Türkiye’nin karmaşık jeolojik ve tektonik yapısının çok çeşitli maden yataklarının bulunmasına olanak sağladığını belirten Kırşan “Günümüzde dünyada yaklaşık 90 çeşit madenin üretimi yapılmaktayken ülkemizde 80’e yakın maden çeşidi bulunmakta ve 60 civarında maden türünde üretim yapılmaktadır.

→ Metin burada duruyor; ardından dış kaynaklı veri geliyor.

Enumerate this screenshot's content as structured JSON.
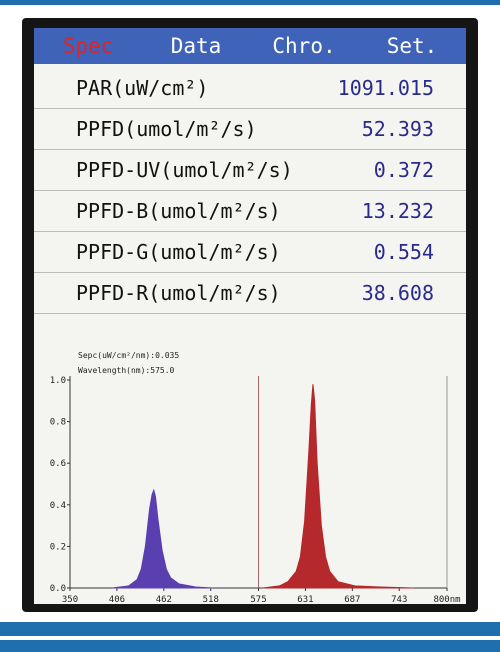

Başta endüstriyel ham maddeler olmak üzere, bazı metalik madenler, linyit ve jeotermal kaynaklar gibi enerji hammaddeleri açısından ülkemiz zengin bir konumdadır” ifadelerini kullandı.
Kırşan, madencilik sektörünün en önemli sorunlarının orman mevzuatı uygulamalarından kaynaklandığını belirterek, Tarım ve Orman Bakanlığı nezdinde madencilik girişimlerinin olumlu sonuçlandırılmasının en büyük beklentileri olduğuna değindi.
Kırşan ayrıca “Dış ticaret açığının madencilik ve enerji kalemlerinden dolayı oluşan kısmının 100 milyar dolar mertebesinde olduğu bilinmektedir. Böylesine büyük doğal kaynak potansiyeli olan ülkemizin yıllık ortalama 6-6,5 milyar dolar civarındaki ihracat rakamının rahatlıkla 15 milyar dolara, altın üretiminin de 100 tona çıkması mümkün görülmektedir. Sayın Cumhurbaşkanımızın her konuşmasında özenle vurguladığı yatırım, üretim, istihdam ve ihracat anlayışını madencilik alanında hayata geçirdiğimiz takdirde sektörümüzün önüne hedef olarak koymuş olduğunuz GSMH içinde madencilik sektörü payımızı rahatlıkla %5’e çıkarmak mümkün olacaktır” diye konuştu.